Stark is a companion, a working dog and may do some show stuff this year for fun/experience.

Zefra is a working dog, will be shown this year as well (breed survey and some other things), she may be a breeding dog later in her life (she is only 7 months old at this point) and she is most definitely my companion and baby girl.

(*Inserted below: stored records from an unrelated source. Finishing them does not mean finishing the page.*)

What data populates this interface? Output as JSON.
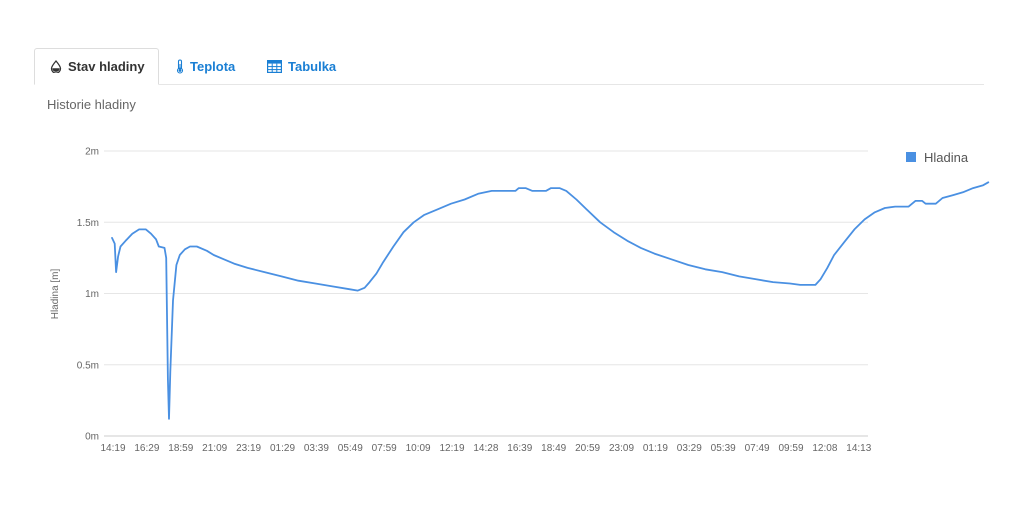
{
  "tabs": [
    {
      "label": "Stav hladiny",
      "icon": "water-drop-icon",
      "active": true
    },
    {
      "label": "Teplota",
      "icon": "thermometer-icon",
      "active": false
    },
    {
      "label": "Tabulka",
      "icon": "table-icon",
      "active": false
    }
  ],
  "colors": {
    "accent": "#1a7fd4",
    "series": "#4a90e2",
    "grid": "#e6e6e6",
    "axis_text": "#666666"
  },
  "chart_data": {
    "type": "line",
    "title": "Historie hladiny",
    "ylabel": "Hladina [m]",
    "xlabel": "",
    "ylim": [
      0,
      2
    ],
    "grid": true,
    "legend_position": "top-right",
    "y_ticks": [
      "0m",
      "0.5m",
      "1m",
      "1.5m",
      "2m"
    ],
    "y_tick_values": [
      0,
      0.5,
      1,
      1.5,
      2
    ],
    "x_ticks": [
      "14:19",
      "16:29",
      "18:59",
      "21:09",
      "23:19",
      "01:29",
      "03:39",
      "05:49",
      "07:59",
      "10:09",
      "12:19",
      "14:28",
      "16:39",
      "18:49",
      "20:59",
      "23:09",
      "01:19",
      "03:29",
      "05:39",
      "07:49",
      "09:59",
      "12:08",
      "14:13"
    ],
    "series": [
      {
        "name": "Hladina",
        "color": "#4a90e2",
        "points": [
          [
            0,
            1.39
          ],
          [
            0.08,
            1.35
          ],
          [
            0.12,
            1.15
          ],
          [
            0.18,
            1.26
          ],
          [
            0.25,
            1.33
          ],
          [
            0.4,
            1.37
          ],
          [
            0.6,
            1.42
          ],
          [
            0.8,
            1.45
          ],
          [
            1.0,
            1.45
          ],
          [
            1.15,
            1.42
          ],
          [
            1.3,
            1.38
          ],
          [
            1.38,
            1.33
          ],
          [
            1.55,
            1.32
          ],
          [
            1.6,
            1.25
          ],
          [
            1.62,
            0.9
          ],
          [
            1.65,
            0.4
          ],
          [
            1.68,
            0.12
          ],
          [
            1.72,
            0.45
          ],
          [
            1.8,
            0.95
          ],
          [
            1.9,
            1.2
          ],
          [
            2.0,
            1.27
          ],
          [
            2.15,
            1.31
          ],
          [
            2.3,
            1.33
          ],
          [
            2.5,
            1.33
          ],
          [
            2.8,
            1.3
          ],
          [
            3.0,
            1.27
          ],
          [
            3.3,
            1.24
          ],
          [
            3.6,
            1.21
          ],
          [
            4.0,
            1.18
          ],
          [
            4.5,
            1.15
          ],
          [
            5.0,
            1.12
          ],
          [
            5.5,
            1.09
          ],
          [
            6.0,
            1.07
          ],
          [
            6.5,
            1.05
          ],
          [
            7.0,
            1.03
          ],
          [
            7.25,
            1.02
          ],
          [
            7.45,
            1.04
          ],
          [
            7.6,
            1.08
          ],
          [
            7.8,
            1.14
          ],
          [
            8.0,
            1.22
          ],
          [
            8.3,
            1.33
          ],
          [
            8.6,
            1.43
          ],
          [
            8.9,
            1.5
          ],
          [
            9.2,
            1.55
          ],
          [
            9.6,
            1.59
          ],
          [
            10.0,
            1.63
          ],
          [
            10.4,
            1.66
          ],
          [
            10.8,
            1.7
          ],
          [
            11.2,
            1.72
          ],
          [
            11.6,
            1.72
          ],
          [
            11.9,
            1.72
          ],
          [
            12.0,
            1.74
          ],
          [
            12.2,
            1.74
          ],
          [
            12.4,
            1.72
          ],
          [
            12.8,
            1.72
          ],
          [
            12.95,
            1.74
          ],
          [
            13.2,
            1.74
          ],
          [
            13.4,
            1.72
          ],
          [
            13.7,
            1.66
          ],
          [
            14.0,
            1.59
          ],
          [
            14.4,
            1.5
          ],
          [
            14.8,
            1.43
          ],
          [
            15.2,
            1.37
          ],
          [
            15.6,
            1.32
          ],
          [
            16.0,
            1.28
          ],
          [
            16.5,
            1.24
          ],
          [
            17.0,
            1.2
          ],
          [
            17.5,
            1.17
          ],
          [
            18.0,
            1.15
          ],
          [
            18.5,
            1.12
          ],
          [
            19.0,
            1.1
          ],
          [
            19.5,
            1.08
          ],
          [
            20.0,
            1.07
          ],
          [
            20.3,
            1.06
          ],
          [
            20.75,
            1.06
          ],
          [
            20.9,
            1.1
          ],
          [
            21.1,
            1.18
          ],
          [
            21.3,
            1.27
          ],
          [
            21.6,
            1.36
          ],
          [
            21.9,
            1.45
          ],
          [
            22.2,
            1.52
          ],
          [
            22.5,
            1.57
          ],
          [
            22.8,
            1.6
          ],
          [
            23.1,
            1.61
          ],
          [
            23.5,
            1.61
          ],
          [
            23.7,
            1.65
          ],
          [
            23.9,
            1.65
          ],
          [
            24.0,
            1.63
          ],
          [
            24.3,
            1.63
          ],
          [
            24.5,
            1.67
          ],
          [
            24.8,
            1.69
          ],
          [
            25.1,
            1.71
          ],
          [
            25.4,
            1.74
          ],
          [
            25.7,
            1.76
          ],
          [
            25.85,
            1.78
          ]
        ]
      }
    ]
  }
}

Why do they have to be in a category?


----------



## Cassidy's Mom (Mar 30, 2003)

We've had a couple similar polls recently:

http://www.germanshepherds.com/forum/take-poll/167599-does-your-dog-work-he-she-strictly-pet.html

http://www.germanshepherds.com/forum/take-poll/168305-you-active-dog-sports.html


----------



## Rott-n-GSDs (Jul 7, 2010)

Mine are pets that work for fun. We're training in several different sports, but haven't competed. Maybe someday!


----------



## PaddyD (Jul 22, 2010)

Cassidy's Mom said:


> We've had a couple similar polls recently:
> 
> http://www.germanshepherds.com/forum/take-poll/167599-does-your-dog-work-he-she-strictly-pet.html
> 
> http://www.germanshepherds.com/forum/take-poll/168305-you-active-dog-sports.html


Yup, this look like deja poll all over again.
Abby is a working pet. Her job is to accompany me everywhere: Every room, every car, every walk, every run, every day and every night.
She is also employed to play whatever games she or I come up with and to chase any squirrels that might attack us in the woods.


----------



## Kittilicious (Sep 25, 2011)

Cassidy's Mom said:


> We've had a couple similar polls recently:
> 
> http://www.germanshepherds.com/forum/take-poll/167599-does-your-dog-work-he-she-strictly-pet.html
> 
> http://www.germanshepherds.com/forum/take-poll/168305-you-active-dog-sports.html


Yeah, I saw those, but breeding & showing were not included so I thought this would be different. Sorry if it's still considered a duplicate thread


----------



## Germanshepherdlova (Apr 16, 2011)

Why is that poll options (not just yours) that want to know if your pet has a job put "just" in front of a pet. As if being a companion is not anything of significance. To me there is nothing "just" about my dog being a pet/companion. My dogs are part of my family, I love them like my own children. They are my best friends, they are of the most loyal, dependable, and consistent of friends that can ever exist. That is why I never vote on a poll that says are they "just" a pet.


----------



## doggiedad (Dec 2, 2007)

i have a show dog that's been in 2 shows (as a pup). 
our dog is our well trained and highly socialized pet.


----------



## Jessiewessie99 (Mar 6, 2009)

I put Pet/Companion.


----------



## Hercules (Aug 1, 2010)

Zeus and Juno are both my service dogs. When they are not working, they aren't just a pet to me, they're family.


----------